Post Pond, Ice and Mist, Black and White

These photos are available as prints:

Ascutney Mountain Through Ice Storm Branches VT

Melting Ice and Mist, Post Pond Black and White

Two Old Post Pond Autumn Dawn Mist Images

Post Pond New Hampshire Autumn Dawn Mist

As usual, this isn’t what I was going to do this week. I was doing a bit of digital housecleaning, moving some files around from a temporary folder of “maybe I want to work on this” to a permanent folder of “Yeah, OK, work on this someday.” It seems this one passed through my filter at one point. One thing that happens as I get better both in making exposures and in making prints is that I can both see and realize potential better. This image I obviously saw when I exposed it, probably holding my breath not to break the spell. It was actually before dawn, before 7 am in October. But I never saw it as something I could push forward before. Today, moving the file and then not just moving the file — “I can make that good!” And I did. This is an old image from 2007.

Post Pond Dawn Mist

This one is not exposed at the same time as another one of pickerel weeds and mist: this one, one of my favorite photos. It looks like it almost could be, a bit after a breeze picked up, but no, this one I’m posting today is from an exposure made in 2006, a year earlier.

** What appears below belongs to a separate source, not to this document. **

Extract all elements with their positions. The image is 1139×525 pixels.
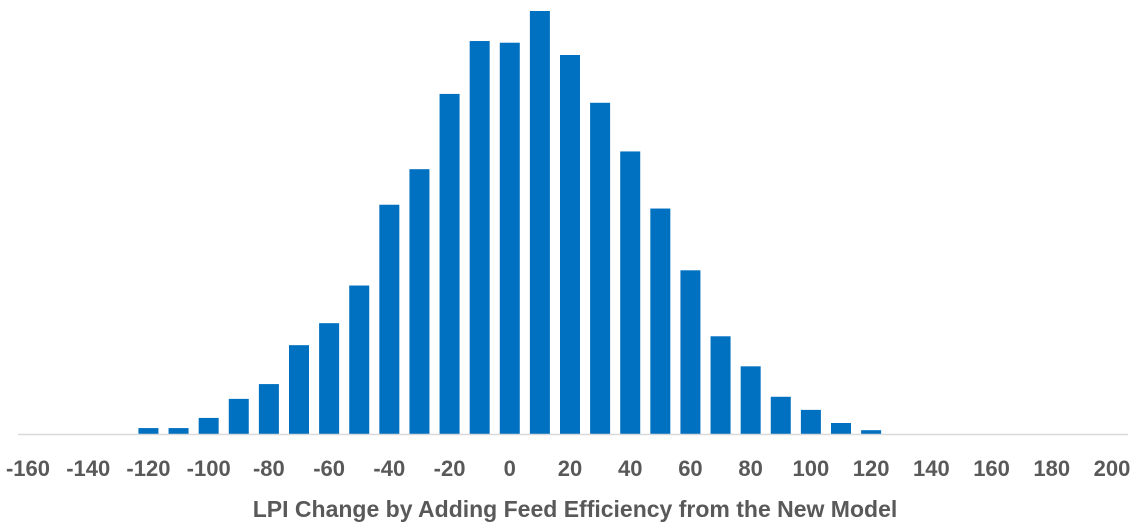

“Luminosity” show at Dartmouth Hitchcock Medical Center

Reception on Thursday October 15, 5-7 pm!

This show is now hanging in area 4T, which is very convenient if you are looking for an endoscopy.

I got a call from the art program at the hospital telling me that a space was available now, a couple of weeks ago. I had a number of prints still framed from the show at the Howe Library in Hanover and also the Hermit Thrush show in Brattleboro, but I didn’t want to make the same show. I figured I could swap some prints in. I know a little music theory; I know that in, say, Bach’s flute sonatas he swaps a few accidentals in, and suddenly the piece is in a whole new space. So I had to find those new notes.

I’m usually sort of shy about showing work that I haven’t had in my mind for about 30 years or so. Is it a flash in the pan? Will I like it next week? And maybe it will be hard to print! With the short notice and the creative task of making the show reborn, I threw that baggage to the wind. New stuff. Can I print it? Yes, and very well.

The Four Square images at the top of this post were pulled from the catalog just for the way they might go together in and fit in this show. I’d never shown them to anyone, and indeed, I hadn’t thought very much of at least 3 of them. They weren’t even on my radar. But I think they are as good as anything. It feels good to just pick up a couple of arrows and let them fly, hitting the target without a few years’ forethought. If I can do this, I can do a lot more.

There are a handful more that I’ve never printed before too, some new work, some work pulled just for the atmosphere I was trying to create.